В тот же день Слугарев послал в эфир радиошифровку для Веземана, в которой подтверждал получение его информации и предупреждал о возможности появления на Острове Эдмона Дюкана. А еще через два дня генерал Слугарев возвратился в Москву.
1
В приемную Дмитрия Ивановича Бойченкова заглядывали сотрудники, молча кивали на дверь генеральского кабинета, глядя на помощника вопросительно и, получив в ответ отрицательное покачивание головой, сокрушенно вздыхали и уходили. Иные вполголоса спрашивали:
- Кто у Дмитрия Ивановича?
- Слугарев, - так же вполголоса отвечал помощник.
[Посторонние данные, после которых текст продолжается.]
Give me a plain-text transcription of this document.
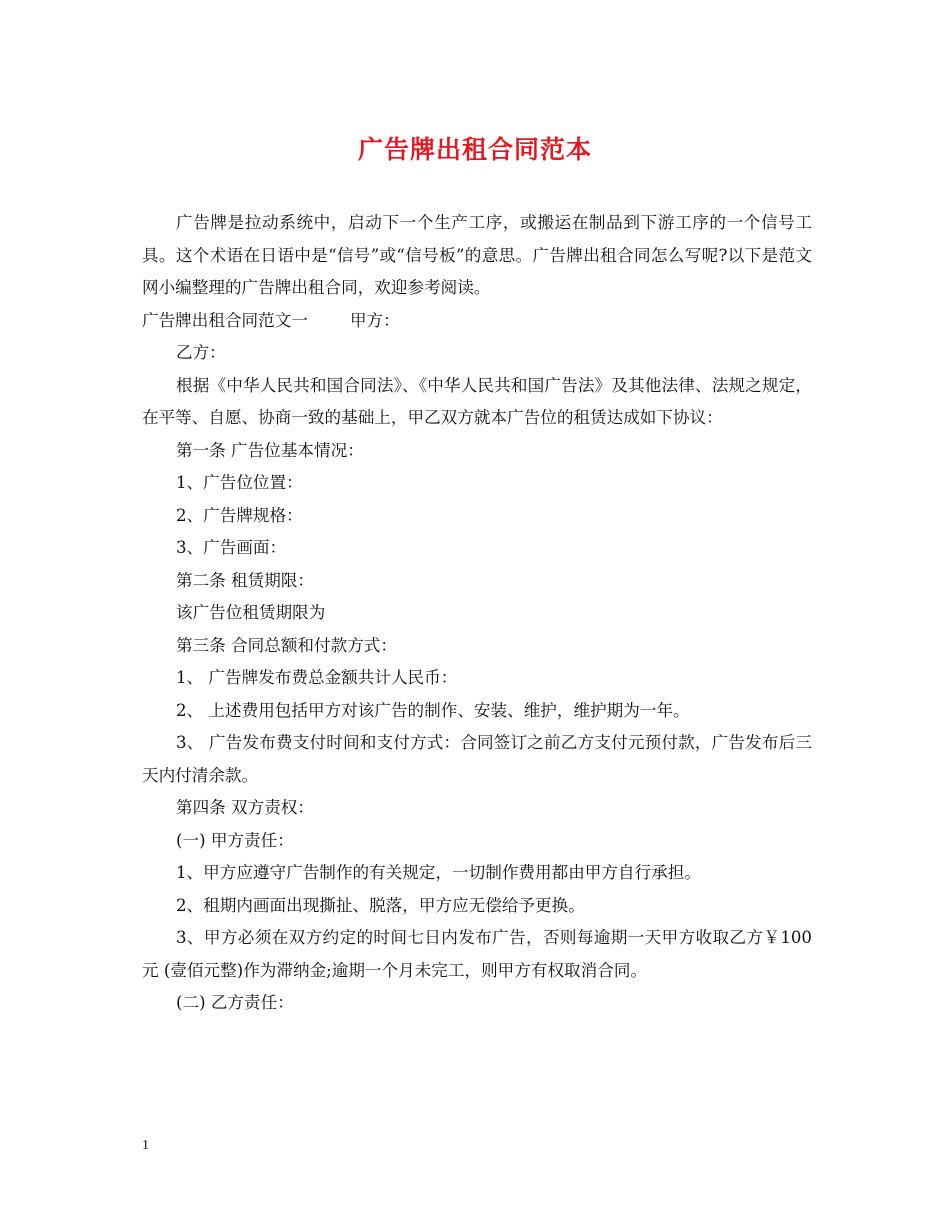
广告牌出租合同范本

广告牌是拉动系统中，启动下一个生产工序，或搬运在制品到下游工序的一个信号工具。这个术语在日语中是“信号”或“信号板”的意思。广告牌出租合同怎么写呢?以下是范文网小编整理的广告牌出租合同，欢迎参考阅读。

广告牌出租合同范文一	甲方：

乙方：

根据《中华人民共和国合同法》、《中华人民共和国广告法》及其他法律、法规之规定，在平等、自愿、协商一致的基础上，甲乙双方就本广告位的租赁达成如下协议：

第一条 广告位基本情况：

1、广告位位置：

2、广告牌规格：

3、广告画面：

第二条 租赁期限：

该广告位租赁期限为

第三条 合同总额和付款方式：

1、 广告牌发布费总金额共计人民币：

2、 上述费用包括甲方对该广告的制作、安装、维护，维护期为一年。

3、 广告发布费支付时间和支付方式：合同签订之前乙方支付元预付款，广告发布后三天内付清余款。

第四条 双方责权：

(一) 甲方责任：

1、甲方应遵守广告制作的有关规定，一切制作费用都由甲方自行承担。

2、租期内画面出现撕扯、脱落，甲方应无偿给予更换。

3、甲方必须在双方约定的时间七日内发布广告，否则每逾期一天甲方收取乙方￥100 元 (壹佰元整)作为滞纳金;逾期一个月未完工，则甲方有权取消合同。

(二) 乙方责任：

1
- Все еще не выходил? Ничего себе.
- Так ведь и путь на Кубу не близок. Есть о чем поговорить.
- Да уж есть о чем…
Беседа продолжалась уже без малого два часа. Слугарев подробно доложил о сведениях, полученных от Макса Веземана, о своих встречах и беседах с кубинскими коллегами и, наконец, об Эдмоне Дюкане и был несколько удивлен, когда Бойченков сказал, что ему известно имя французского журналиста, как автора "Черной книги", которую неплохо бы издать на русском.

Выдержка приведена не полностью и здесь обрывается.